For background context, Howie (pictured above man-handling some Dead Lifts), Jill, Jenneane, and their brother Joe are all related and are part of the larger group I consider to be All-Star Alumni of my athletic conditioning classes.  We met there originally, and they have now graduated on to bigger and better things.  It may surprise people when they hear me applaud athletes and friends for "passing through" my classes at the Y onto new challenges after a few months, but that should be the goal of everyone who trains, to continually try new things and advance to new fitness levels.

 Anyways, after solidifying plans on Friday there was no backing out of joining them this time.  Most Crossfit gyms post the WOD (acronym for "Workout of the Day") the night before, so I was able to go to sleep with somewhat of an idea as to what I'd be in for.  As I've mentioned in previous posts, I have been training for several months in-preparation for this day.

 

As seen above, the WOD featured as many rounds as possible ("AMRAP") in 20 minutes of the following:

  • 5 Clean & Jerks (Prescribed weights: Men 135lbs, Women 95lbs)
  • 10 Pullups
  • 15 Overhead Lunges (Rx weights: Men 45lbs, Women 25lbs)

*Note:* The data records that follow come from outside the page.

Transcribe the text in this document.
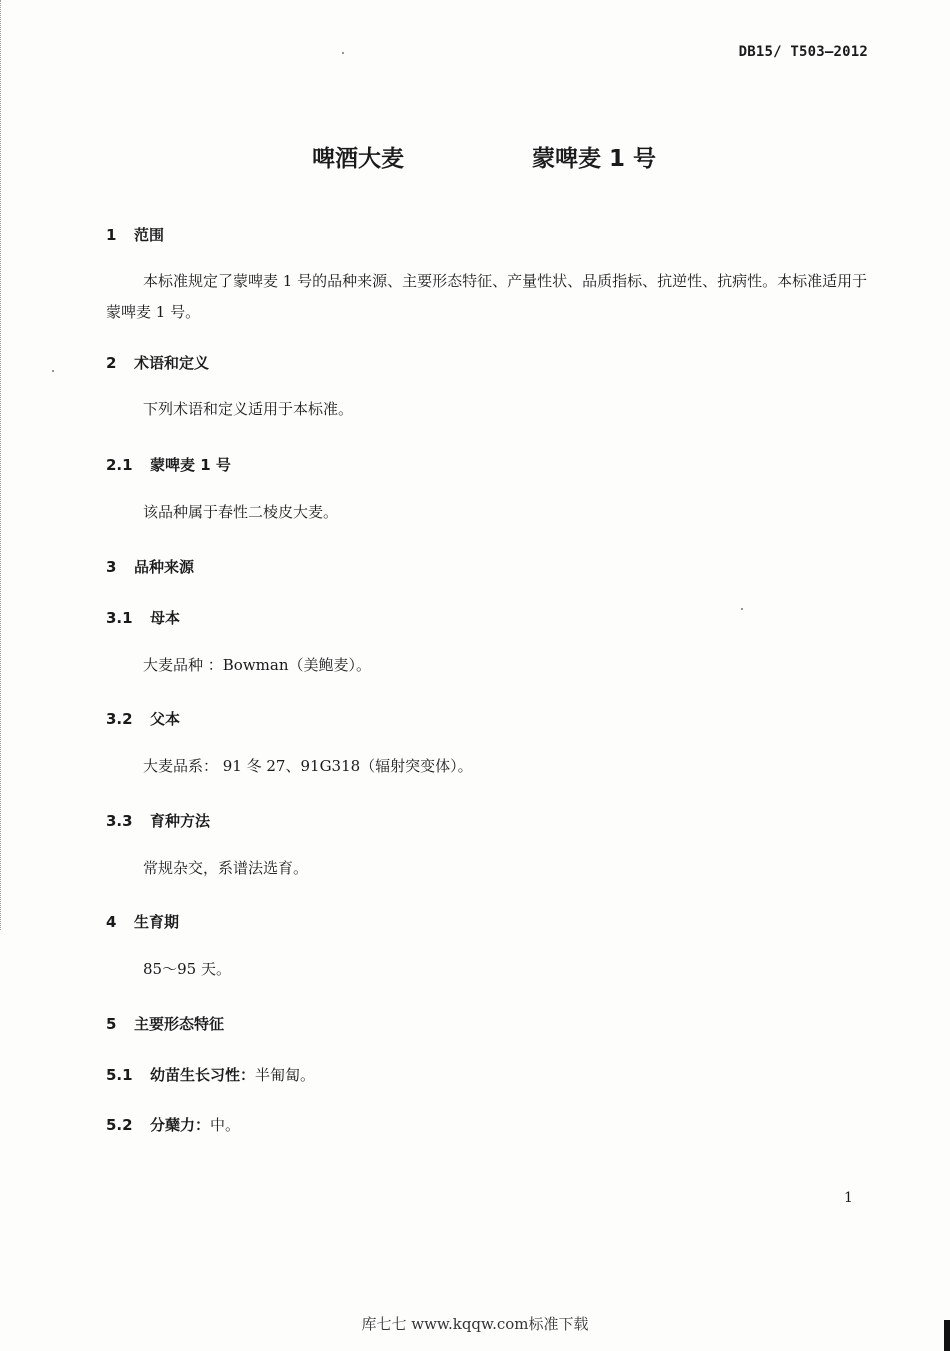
DB15/ T503—2012
啤酒大麦	蒙啤麦 1 号
1 范围
本标准规定了蒙啤麦 1 号的品种来源、主要形态特征、产量性状、品质指标、抗逆性、抗病性。本标准适用于蒙啤麦 1 号。
2 术语和定义
下列术语和定义适用于本标准。
2.1 蒙啤麦 1 号
该品种属于春性二棱皮大麦。
3 品种来源
3.1 母本
大麦品种 ：Bowman（美鲍麦）。
3.2 父本
大麦品系： 91 冬 27、91G318（辐射突变体）。
3.3 育种方法
常规杂交，系谱法选育。
4 生育期
85～95 天。
5 主要形态特征
5.1 幼苗生长习性：半匍匐。
5.2 分蘖力：中。
1
库七七 www.kqqw.com标准下载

I mention the prescribed weights, because one aspect of CrossFit I was not aware is that the weights are all scaleable.  Not everyone in the gym is as diesel as Howie, so everyone could bump their weights down to whatever amount is managable for their body type or skill level.

 

I ended up finishing with 6 rounds plus 8 reps (5 Clean & Jerks, 3 Pullups) as the 20 minute period expired. I made quite a few beginner's mistakes, which I suppose is to be expected.  For one, I started the period with mis-matched weights on each end of the bar, which is inexcusable stupidity for someone who has been weightraining since they were 14 years old. My first few Clean & Jerks felt awkward and unbalanced, then after two rounds of constantly adjusting my grip and altering my foot stance, I realized I had a 25 on one side and a 35 on the other side.

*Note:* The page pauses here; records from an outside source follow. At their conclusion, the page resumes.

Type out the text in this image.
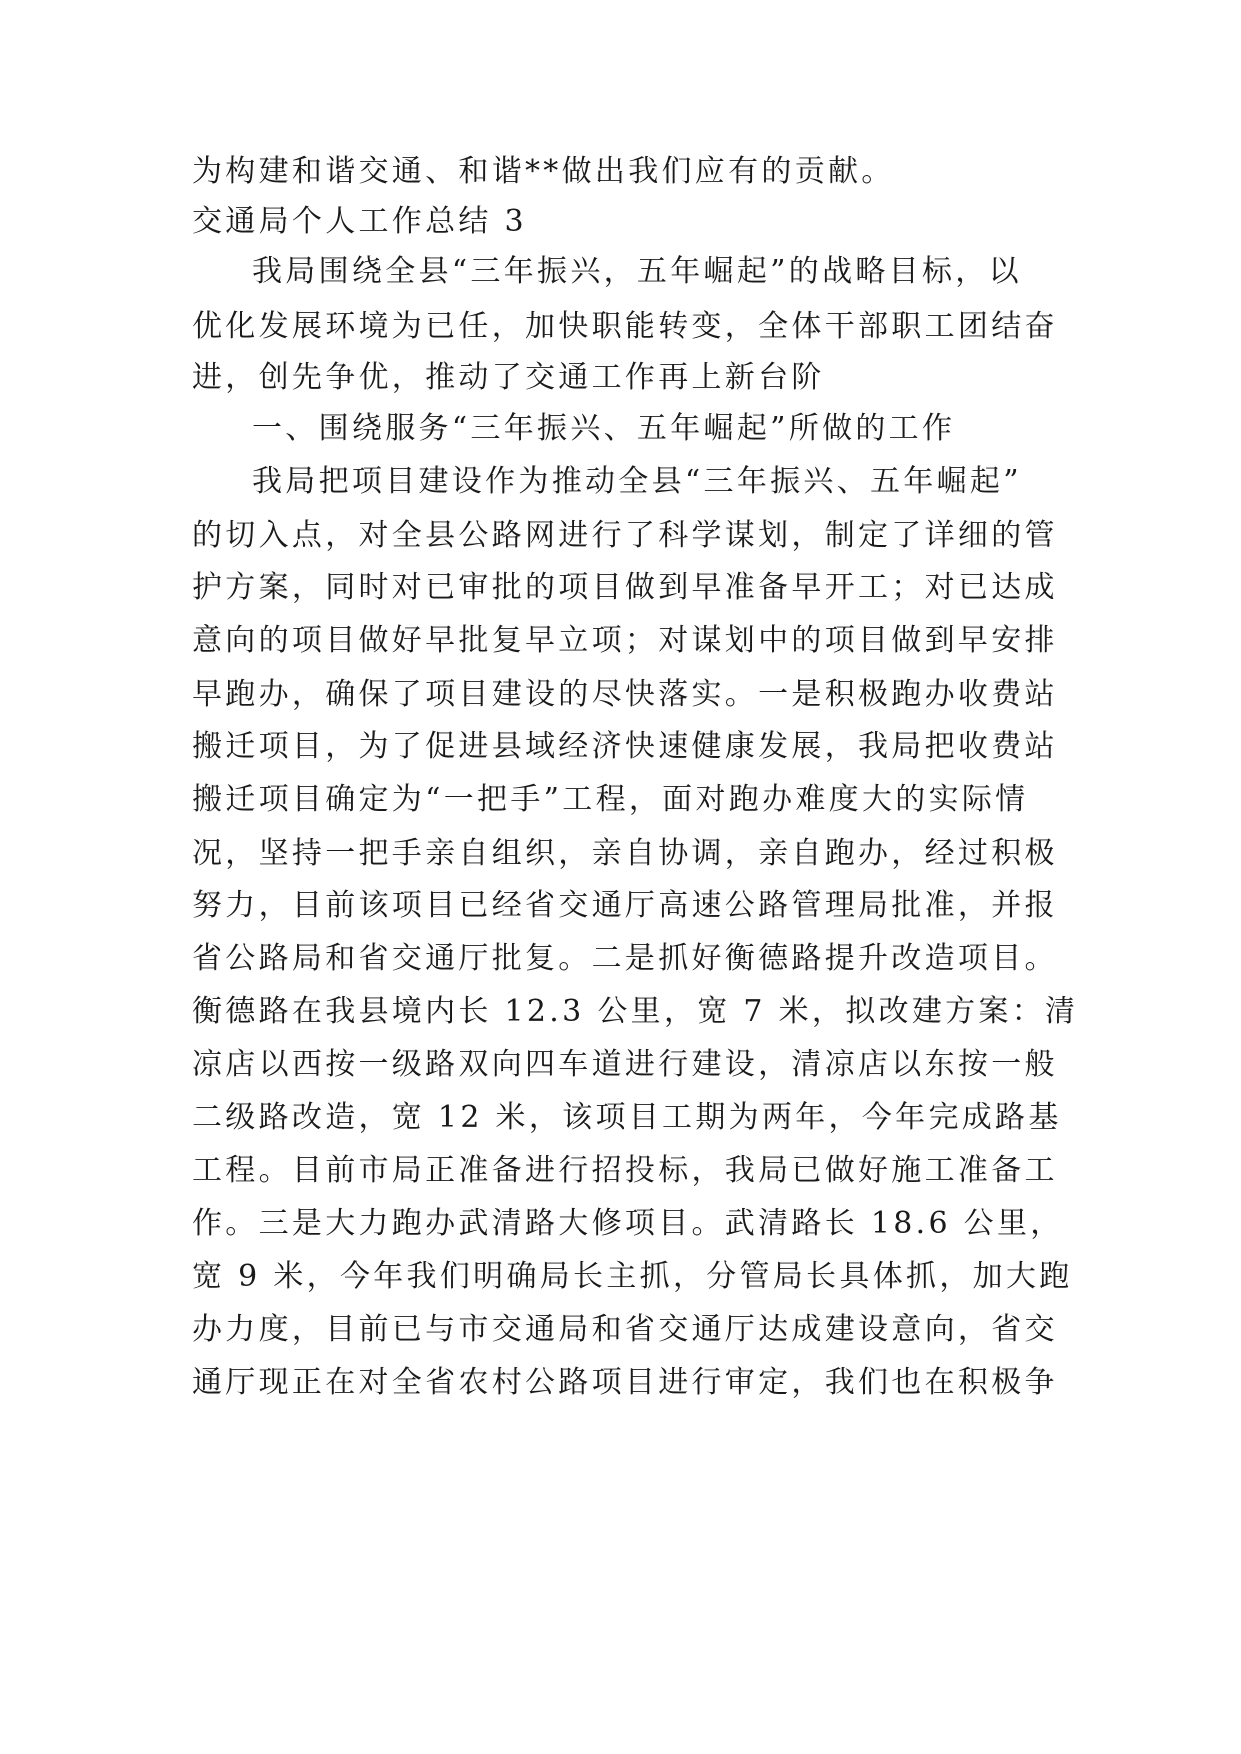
为构建和谐交通、和谐**做出我们应有的贡献。
交通局个人工作总结 3
我局围绕全县“三年振兴，五年崛起”的战略目标，以
优化发展环境为已任，加快职能转变，全体干部职工团结奋
进，创先争优，推动了交通工作再上新台阶
一、围绕服务“三年振兴、五年崛起”所做的工作
我局把项目建设作为推动全县“三年振兴、五年崛起”
的切入点，对全县公路网进行了科学谋划，制定了详细的管
护方案，同时对已审批的项目做到早准备早开工；对已达成
意向的项目做好早批复早立项；对谋划中的项目做到早安排
早跑办，确保了项目建设的尽快落实。一是积极跑办收费站
搬迁项目，为了促进县域经济快速健康发展，我局把收费站
搬迁项目确定为“一把手”工程，面对跑办难度大的实际情
况，坚持一把手亲自组织，亲自协调，亲自跑办，经过积极
努力，目前该项目已经省交通厅高速公路管理局批准，并报
省公路局和省交通厅批复。二是抓好衡德路提升改造项目。
衡德路在我县境内长 12.3 公里，宽 7 米，拟改建方案：清
凉店以西按一级路双向四车道进行建设，清凉店以东按一般
二级路改造，宽 12 米，该项目工期为两年，今年完成路基
工程。目前市局正准备进行招投标，我局已做好施工准备工
作。三是大力跑办武清路大修项目。武清路长 18.6 公里，
宽 9 米，今年我们明确局长主抓，分管局长具体抓，加大跑
办力度，目前已与市交通局和省交通厅达成建设意向，省交
通厅现正在对全省农村公路项目进行审定，我们也在积极争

My form in kipping pullups (according to the Coach) was good for a first-timer, but mid-way through the #CrossfitHands WOD once my shoulders and forearms began to tremble and burn, form went south. 

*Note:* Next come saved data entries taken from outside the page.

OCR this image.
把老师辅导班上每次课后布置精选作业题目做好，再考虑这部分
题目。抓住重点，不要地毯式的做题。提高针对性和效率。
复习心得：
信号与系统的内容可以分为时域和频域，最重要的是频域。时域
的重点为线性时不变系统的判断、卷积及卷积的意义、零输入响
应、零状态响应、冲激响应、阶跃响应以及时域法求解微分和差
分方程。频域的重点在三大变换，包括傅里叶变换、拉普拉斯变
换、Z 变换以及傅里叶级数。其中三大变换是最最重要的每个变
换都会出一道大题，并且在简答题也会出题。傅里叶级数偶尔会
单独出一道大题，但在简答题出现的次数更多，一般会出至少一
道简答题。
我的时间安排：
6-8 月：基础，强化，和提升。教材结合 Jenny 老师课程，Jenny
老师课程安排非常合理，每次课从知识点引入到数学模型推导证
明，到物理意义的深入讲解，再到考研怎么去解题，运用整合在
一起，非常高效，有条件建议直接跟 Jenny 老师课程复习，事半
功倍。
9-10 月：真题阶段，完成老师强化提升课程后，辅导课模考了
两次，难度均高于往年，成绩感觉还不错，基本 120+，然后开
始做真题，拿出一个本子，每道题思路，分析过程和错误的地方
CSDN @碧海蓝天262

Beginner mistake #2 was not using enough hand chalk for grip.  I've never been the type of person who likes making the same mistake twice, so after ripping open both palms (see graphic photo) I'll probably be either using more tape, or investing in some of the hand grips that gymnasts use.

We finished the WOD by heading outside for 10 hill sprints, which as sadistic as this sounds, took me back to the memories of football conditioning, and was a fun way to end the morning (again, in the sadistic sense).

I've made my feelings about CrossFit fairly well-known on this site so I won't bore by repeating once again.  After finally taking my friends up on their invite however I truly do "get it" and see why so many people have been swept up by this fitness wave.  Obviously every gym is different, and each has their own "vibe", but the atmosphere at CrossFit Charlotte was great.  A tough, competitive atmosphere that definitely made you realize you were in for a battle, however everyone was encouraging and positive. 

There was also a big emphasis on form and teaching, which is another of the widely-held drawbacks of  CrossFit among the masses.  It's true that Olympic-style lifts can be dangerous for those with limited experience, so qualified teaching and coaching is an absolute mandatory.  The coaches at CF Charlotte took special attention to any of the "first timers" prior to the WOD.  

We also spent a solid amount of time on warm-up and joint mobility exercises beforehand, which anyone who takes my classes can attest that I emphasize as well. 

Howie, Jill, and Jenneane always joke that I will soon be drinking the "CrossFit Kool Aid"...(as soon as the raw skin on my palms heal) they might be right.